There are a couple of Raspberry
Pi boards laying around my desk at home. I used them in some experiments
before. But I needed more, so I ordered 3 more of these boards. Raspberry Pi is
a S$50 single board computer with ARM7 1GhzÂ
dual-core CPU, 1GB of RAM and a microSD slot for storage.
I also bought SD cards and, USB power cables, an 8-port
network switch and a high-current USB power supply/charger. Luckily I was able
to find all off them locally in the neighbourhood shops except for the Raspberry
Pi which I ordered online and received the next day.
I started thinking about how to clump this boards together
in a rack-like structure where it is easy to cable them up to a network switch.
I found few ideas online about using some stand-off bolts and nuts and acrylic
boards to stack them up together. The problem is I don’t have these materials
so I started walking around the house to come up with ideas and to look for
materials. The mounting holes in the Raspberry Pi are 2mm wide so I started
looking for bolt and screws of this size but didn’t find any. Then I went to
the laundry area where I found a wire-made clothes hanger. The wire core metal
is around 2mm diameter covered with a PVC plastic insulator around 1 mm thick.
I grabbed it and decided to build a mini rack out of it. I created a half round
loop and literally stitched the boards together.
The network switch I bought is powered by a 5V power supply
at 600mA so the USB power supply can actually power it.
I downloaded a Linux distro called Raspbian
Jessie it is a lightweight variant of Debian linux intended for headless
Raspberry Pi server. It’s a stripped down version of Raspbian Wheezy without
the UI. I then updated it with latest libraries and installed Java 8 JDK.
I followed the steps by that was described in this blog but
with some extra steps to configure a second interface card with a Wi-Fi dongle
and voila. I now have a Hadoop cluster running.

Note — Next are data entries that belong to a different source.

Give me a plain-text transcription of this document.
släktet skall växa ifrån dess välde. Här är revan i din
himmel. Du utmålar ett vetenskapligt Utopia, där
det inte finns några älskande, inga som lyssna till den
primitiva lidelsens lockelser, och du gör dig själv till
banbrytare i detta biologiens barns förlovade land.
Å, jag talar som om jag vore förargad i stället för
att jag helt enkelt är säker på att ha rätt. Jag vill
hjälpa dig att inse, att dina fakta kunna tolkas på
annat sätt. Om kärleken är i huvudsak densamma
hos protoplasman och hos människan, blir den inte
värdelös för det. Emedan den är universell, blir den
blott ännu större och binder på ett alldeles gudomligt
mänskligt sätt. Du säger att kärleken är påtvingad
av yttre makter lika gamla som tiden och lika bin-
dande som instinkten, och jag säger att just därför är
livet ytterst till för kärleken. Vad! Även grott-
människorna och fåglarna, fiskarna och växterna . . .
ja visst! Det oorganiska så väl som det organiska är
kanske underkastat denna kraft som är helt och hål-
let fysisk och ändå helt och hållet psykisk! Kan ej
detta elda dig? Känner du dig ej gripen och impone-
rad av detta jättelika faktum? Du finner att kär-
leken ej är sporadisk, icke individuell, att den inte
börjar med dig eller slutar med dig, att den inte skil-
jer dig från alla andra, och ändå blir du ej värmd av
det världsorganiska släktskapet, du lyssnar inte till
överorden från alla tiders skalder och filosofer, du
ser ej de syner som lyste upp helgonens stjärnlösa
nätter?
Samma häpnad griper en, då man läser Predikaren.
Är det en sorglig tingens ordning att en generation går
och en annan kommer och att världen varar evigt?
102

I later bought a set of acrylic stackable case to make the
rack more stable and look good. I stripped out the board of the cheap network switch (I bought online for $7 from china) and mounted it the one of the acrylic stackable case so it will look uniform. Now I am hadooping with this little beast. I
later upgraded to Hadoop 2 and installed Apache spark for future Apache Spark experiments and adventures.